In order to reduce overfitting, we tuned the Random Forest using five-fold cross validation and performed grid search using three values each for max_features, max_depth, and num_estimators.

### Performance Metrics

#### F1 Score
F1 measures the balance between precision (exactness) and recall (sensitivity) scores and is calculated as:

$$\frac{2*(precision*recall)}{precision + recall}$$

For this task, we are concerned by the imbalance among the genres in the dataset. We determined that one way to account for this problem during was to use the F-score during model tuning; by balancing precision and recall, the model with the "best performance" will not be one that selectively performs well only on the dominant class.

#### Hamming Loss

This metric measures model accuracy for multi-label classification problems. Although we implemented multi-class models above, we constructed "multi-label" final outputs by combining each genre classifier's predicted output into a multi-label Y. We then computed the hamming loss on this final output in order to compare the three strategies (Logistic Regression, RF, and SVM).

Hamming loss is given by the following formula:

$$\frac{1}{|D|}\sum_{i=1}^{|D|} \frac{xor(x_i,y_i)}{|L|}$$

where $|D|$ is the number of observations, $|L|$ is the number of labels, $y_i$ are the actual labels, and $x_i$ are the predicted labels.

Source: (https://www.kaggle.com/wiki/HammingLoss)

### Performance Evaluation

The following scores are reported for the test set:

|        Model        |  Hamming Loss  |
|---------------------|----------------|
| Logistic Regression |      0.21      |
|    Random Forest    |      0.07      |
|         SVM         |      0.23      |

### Discussion of Models

The SVM model performed the worst in terms of Hamming loss of the three models. WE attribute this to the fact that the SVM was too computationally expensive to tune with a finer grid-search.
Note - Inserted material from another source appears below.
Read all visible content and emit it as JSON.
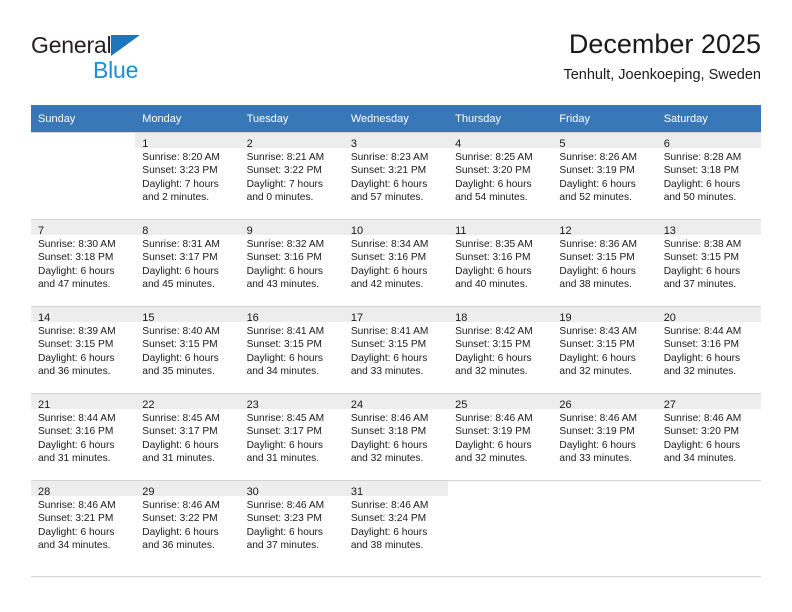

Further, while sampling did speed up the computation time, it decreased the f1 score of particularly the more obscure genres that are not common in our dataset. In terms of model improvement there are two clear paths forward. Firstly, the results would almost certainly improve if we used a wider array of values for the hyperparameters in tuning. Secondly, sampling could be preformed in a stratified manner, thus decreasing the computation time while maintaining enough of each genre to make an accurate classifier.